La Conférence internationale sur l'Intelligence Artificielle et les Droits de l'Homme se termine par la Déclaration de Doha
Doha, le 28 mai /QNA/ Le Comité National des Droits de l'Homme a conclu aujourd'hui la Conférence internationale sur l'Intelligence Artificielle et les Droits de l'Homme en publiant la Déclaration de Doha sur l'Intelligence Artificielle (IA) et les Droits de l'Homme, qui comprend plusieurs recommandations et idées visant à assurer la protection et la promotion des Droits de l'Homme compte tenu de l'impact croissant de l'IA.

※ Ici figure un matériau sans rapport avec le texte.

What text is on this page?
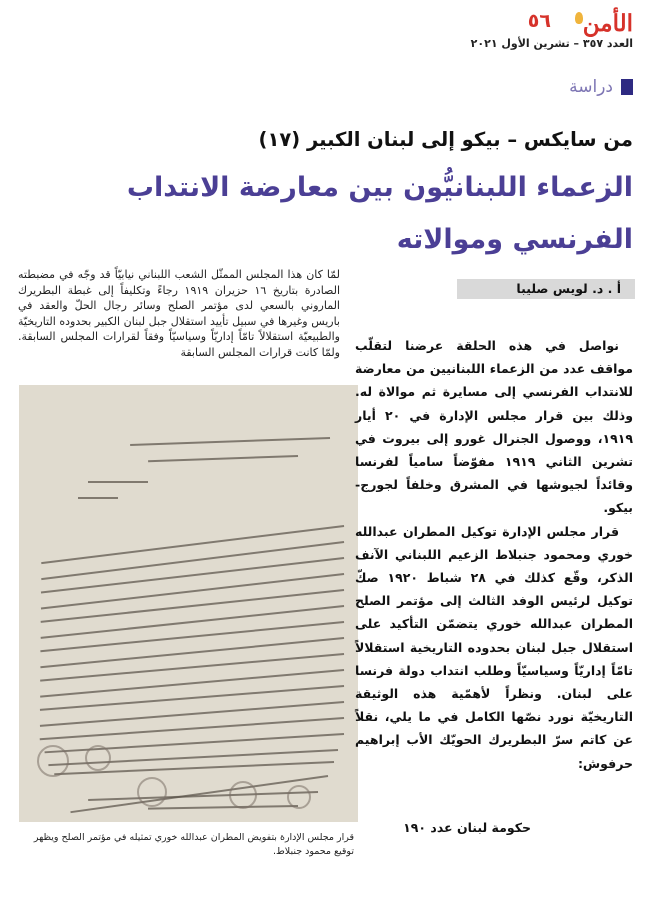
الأمن
٥٦
العدد ٣٥٧ – تشرين الأول ٢٠٢١
دراسة
من سايكس – بيكو إلى لبنان الكبير (١٧)
الزعماء اللبنانيُّون بين معارضة الانتداب
الفرنسي وموالاته
أ . د. لويس صليبا

لمّا كان هذا المجلس الممثّل الشعب اللبناني نيابيّاً قد وجّه في مضبطته الصادرة بتاريخ ١٦ حزيران ١٩١٩ رجاءً وتكليفاً إلى غبطة البطريرك الماروني بالسعي لدى مؤتمر الصلح وسائر رجال الحلّ والعقد في باريس وغيرها في سبيل تأييد استقلال جبل لبنان الكبير بحدوده التاريخيّة والطبيعيّة استقلالاً تامّاً إداريّاً وسياسيّاً وفقاً لقرارات المجلس السابقة. ولمّا كانت قرارات المجلس السابقة

قرار مجلس الإدارة بتفويض المطران عبدالله خوري تمثيله في مؤتمر الصلح ويظهر توقيع محمود جنبلاط.

نواصل في هذه الحلقة عرضنا لتقلّب مواقف عدد من الزعماء اللبنانيين من معارضة للانتداب الفرنسي إلى مسايرة ثم موالاة له. وذلك بين قرار مجلس الإدارة في ٢٠ أيار ١٩١٩، ووصول الجنرال غورو إلى بيروت في تشرين الثاني ١٩١٩ مفوّضاً سامياً لفرنسا وقائداً لجيوشها في المشرق وخلفاً لجورج-بيكو.

قرار مجلس الإدارة توكيل المطران عبدالله خوري ومحمود جنبلاط الزعيم اللبناني الآنف الذكر، وقّع كذلك في ٢٨ شباط ١٩٢٠ صكّ توكيل لرئيس الوفد الثالث إلى مؤتمر الصلح المطران عبدالله خوري يتضمّن التأكيد على استقلال جبل لبنان بحدوده التاريخية استقلالاً تامّاً إداريّاً وسياسيّاً وطلب انتداب دولة فرنسا على لبنان. ونظراً لأهمّية هذه الوثيقة التاريخيّة نورد نصّها الكامل في ما يلي، نقلاً عن كاتم سرّ البطريرك الحويّك الأب إبراهيم حرفوش:

حكومة لبنان عدد ١٩٠
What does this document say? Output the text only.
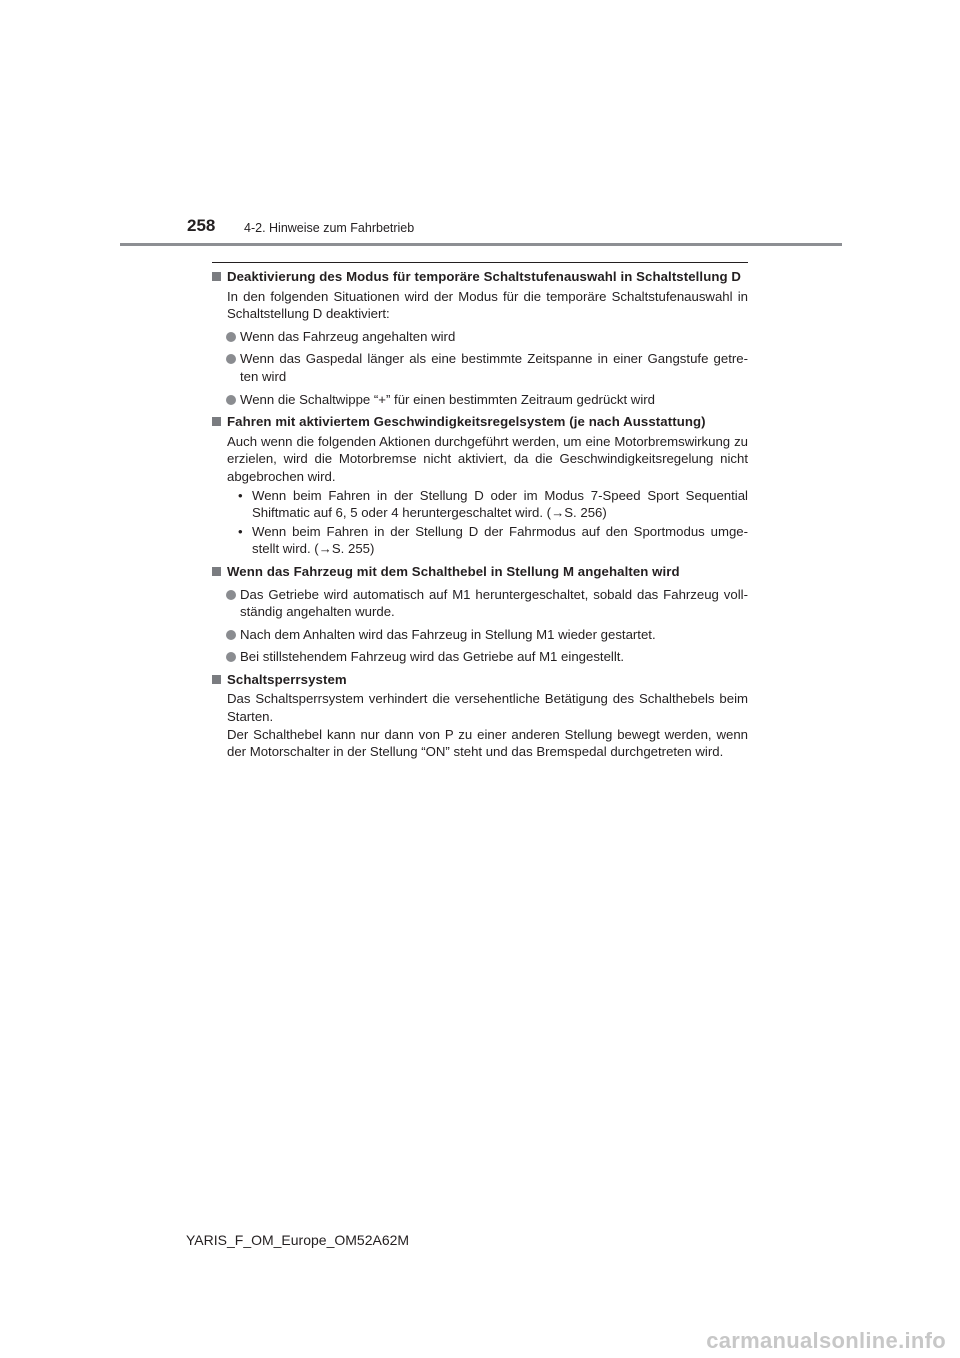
258 4-2. Hinweise zum Fahrbetrieb
Deaktivierung des Modus für temporäre Schaltstufenauswahl in Schaltstellung D
In den folgenden Situationen wird der Modus für die temporäre Schaltstufenauswahl in Schaltstellung D deaktiviert:
Wenn das Fahrzeug angehalten wird
Wenn das Gaspedal länger als eine bestimmte Zeitspanne in einer Gangstufe getre-ten wird
Wenn die Schaltwippe “+” für einen bestimmten Zeitraum gedrückt wird
Fahren mit aktiviertem Geschwindigkeitsregelsystem (je nach Ausstattung)
Auch wenn die folgenden Aktionen durchgeführt werden, um eine Motorbremswirkung zu erzielen, wird die Motorbremse nicht aktiviert, da die Geschwindigkeitsregelung nicht abgebrochen wird.
• Wenn beim Fahren in der Stellung D oder im Modus 7-Speed Sport Sequential Shiftmatic auf 6, 5 oder 4 heruntergeschaltet wird. (→S. 256)
• Wenn beim Fahren in der Stellung D der Fahrmodus auf den Sportmodus umge-stellt wird. (→S. 255)
Wenn das Fahrzeug mit dem Schalthebel in Stellung M angehalten wird
Das Getriebe wird automatisch auf M1 heruntergeschaltet, sobald das Fahrzeug voll-ständig angehalten wurde.
Nach dem Anhalten wird das Fahrzeug in Stellung M1 wieder gestartet.
Bei stillstehendem Fahrzeug wird das Getriebe auf M1 eingestellt.
Schaltsperrsystem
Das Schaltsperrsystem verhindert die versehentliche Betätigung des Schalthebels beim Starten.
Der Schalthebel kann nur dann von P zu einer anderen Stellung bewegt werden, wenn der Motorschalter in der Stellung “ON” steht und das Bremspedal durchgetreten wird.
YARIS_F_OM_Europe_OM52A62M
carmanualsonline.info
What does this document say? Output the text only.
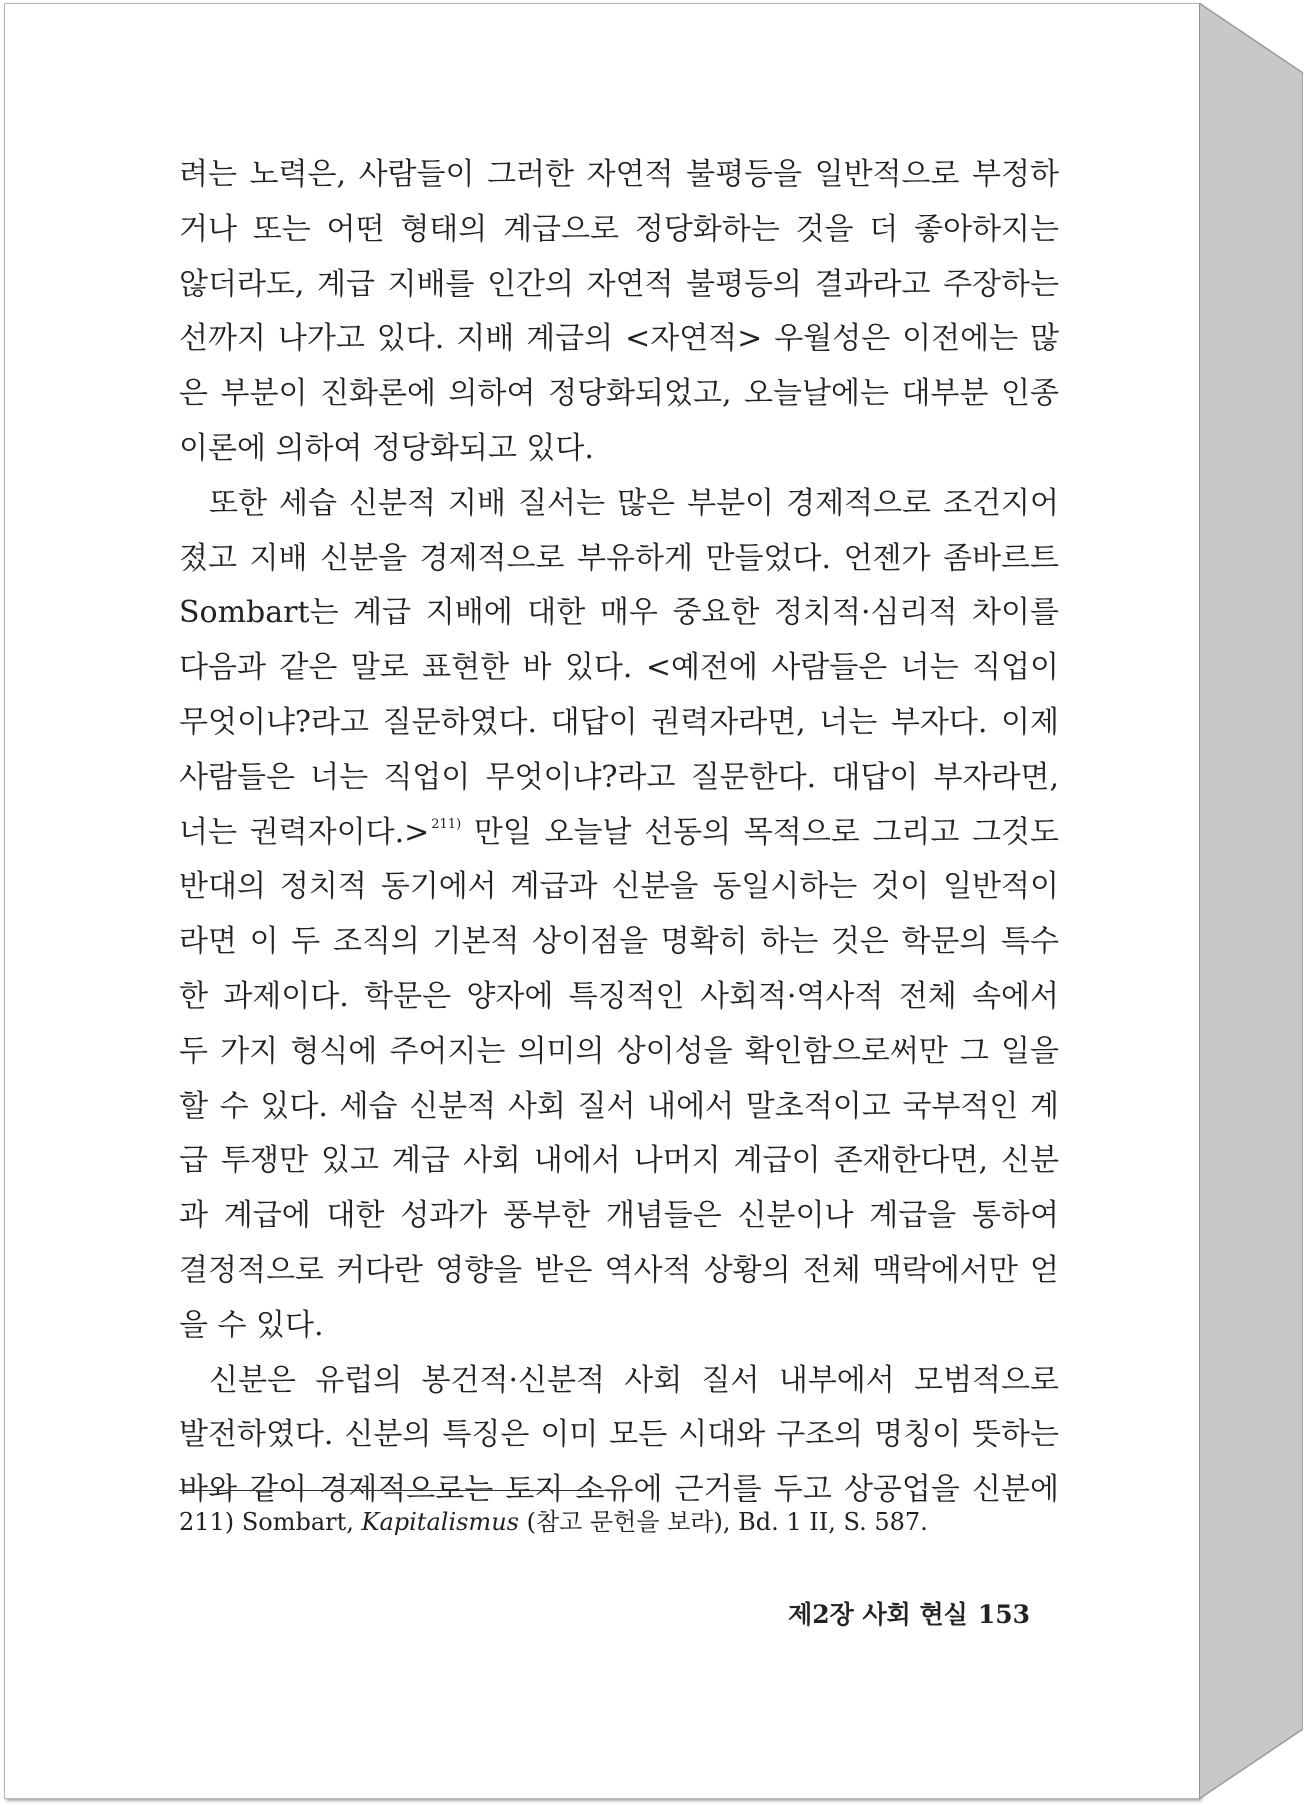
려는 노력은, 사람들이 그러한 자연적 불평등을 일반적으로 부정하
거나 또는 어떤 형태의 계급으로 정당화하는 것을 더 좋아하지는
않더라도, 계급 지배를 인간의 자연적 불평등의 결과라고 주장하는
선까지 나가고 있다. 지배 계급의 <자연적> 우월성은 이전에는 많
은 부분이 진화론에 의하여 정당화되었고, 오늘날에는 대부분 인종
이론에 의하여 정당화되고 있다.
또한 세습 신분적 지배 질서는 많은 부분이 경제적으로 조건지어
졌고 지배 신분을 경제적으로 부유하게 만들었다. 언젠가 좀바르트
Sombart는 계급 지배에 대한 매우 중요한 정치적·심리적 차이를
다음과 같은 말로 표현한 바 있다. <예전에 사람들은 너는 직업이
무엇이냐?라고 질문하였다. 대답이 권력자라면, 너는 부자다. 이제
사람들은 너는 직업이 무엇이냐?라고 질문한다. 대답이 부자라면,
너는 권력자이다.> $^{211)}$ 만일 오늘날 선동의 목적으로 그리고 그것도
반대의 정치적 동기에서 계급과 신분을 동일시하는 것이 일반적이
라면 이 두 조직의 기본적 상이점을 명확히 하는 것은 학문의 특수
한 과제이다. 학문은 양자에 특징적인 사회적·역사적 전체 속에서
두 가지 형식에 주어지는 의미의 상이성을 확인함으로써만 그 일을
할 수 있다. 세습 신분적 사회 질서 내에서 말초적이고 국부적인 계
급 투쟁만 있고 계급 사회 내에서 나머지 계급이 존재한다면, 신분
과 계급에 대한 성과가 풍부한 개념들은 신분이나 계급을 통하여
결정적으로 커다란 영향을 받은 역사적 상황의 전체 맥락에서만 얻
을 수 있다.
신분은 유럽의 봉건적·신분적 사회 질서 내부에서 모범적으로
발전하였다. 신분의 특징은 이미 모든 시대와 구조의 명칭이 뜻하는
바와 같이 경제적으로는 토지 소유에 근거를 두고 상공업을 신분에
211) Sombart, Kapitalismus (참고 문헌을 보라), Bd. 1 II, S. 587.
제2장 사회 현실 153
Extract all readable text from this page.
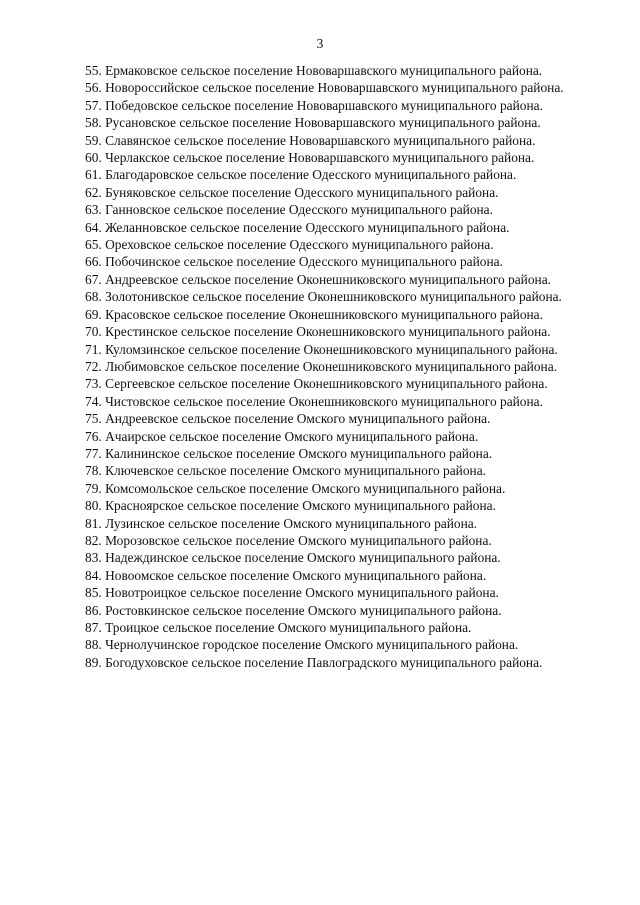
3

55. Ермаковское сельское поселение Нововаршавского муниципального района.

56. Новороссийское сельское поселение Нововаршавского муниципального района.

57. Победовское сельское поселение Нововаршавского муниципального района.

58. Русановское сельское поселение Нововаршавского муниципального района.

59. Славянское сельское поселение Нововаршавского муниципального района.

60. Черлакское сельское поселение Нововаршавского муниципального района.

61. Благодаровское сельское поселение Одесского муниципального района.

62. Буняковское сельское поселение Одесского муниципального района.

63. Ганновское сельское поселение Одесского муниципального района.

64. Желанновское сельское поселение Одесского муниципального района.

65. Ореховское сельское поселение Одесского муниципального района.

66. Побочинское сельское поселение Одесского муниципального района.

67. Андреевское сельское поселение Оконешниковского муниципального района.

68. Золотонивское сельское поселение Оконешниковского муниципального района.

69. Красовское сельское поселение Оконешниковского муниципального района.

70. Крестинское сельское поселение Оконешниковского муниципального района.

71. Куломзинское сельское поселение Оконешниковского муниципального района.

72. Любимовское сельское поселение Оконешниковского муниципального района.

73. Сергеевское сельское поселение Оконешниковского муниципального района.

74. Чистовское сельское поселение Оконешниковского муниципального района.

75. Андреевское сельское поселение Омского муниципального района.

76. Ачаирское сельское поселение Омского муниципального района.

77. Калининское сельское поселение Омского муниципального района.

78. Ключевское сельское поселение Омского муниципального района.

79. Комсомольское сельское поселение Омского муниципального района.

80. Красноярское сельское поселение Омского муниципального района.

81. Лузинское сельское поселение Омского муниципального района.

82. Морозовское сельское поселение Омского муниципального района.

83. Надеждинское сельское поселение Омского муниципального района.

84. Новоомское сельское поселение Омского муниципального района.

85. Новотроицкое сельское поселение Омского муниципального района.

86. Ростовкинское сельское поселение Омского муниципального района.

87. Троицкое сельское поселение Омского муниципального района.

88. Чернолучинское городское поселение Омского муниципального района.

89. Богодуховское сельское поселение Павлоградского муниципального района.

La conférence qui a duré deux jours a réuni plus de 1200 participants, dont des officiels, des experts et des spécialistes. Elle a été organisée par le Comité National des Droits de l'Homme en collaboration avec le ministère des Communications et des Technologies de l'Information, l'Agence Nationale de Cybersécurité, le Programme des Nations Unies pour le Développement, le Haut-Commissariat aux Droits de l'Homme, l'Alliance Mondiale des Institutions Nationales des Droits de l'Homme, Huawei et d'autres acteurs internationaux dans le domaine des technologies numériques.
Dans ce contexte, Mme le président du Comité National des Droits de l'Homme, Mme Maryam bint Abdullah Al Attiyah, a déclaré que l'événement reflète les efforts continus du comité pour suivre le rythme des développements mondiaux en matière de Droits de l'Homme. Elle a exprimé ses respects à tous ceux qui ont participé à la réussite de la conférence.
Son Excellence a également annoncé la formation d'un Comité chargé de superviser la mise en œuvre des principales recommandations issues de l'événement. Elle a précisé que les résultats de la conférence représentent un tournant significatif dans le travail des Droits de l'Homme, d'autant plus que l'utilisation de l'IA devrait se développer dans les années à venir.
Elle a également expliqué que ces recommandations peuvent servir de base au renforcement des protections des Droits de l'Homme à l'échelle mondiale et a souhaité qu'elles seront adoptées à une large échelle internationale, notant qu'elles affirment le Droit de chacun de bénéficier des technologies modernes tout en veillant à ce que leurs Droits, garantis par les conventions mondiales, soient respectés.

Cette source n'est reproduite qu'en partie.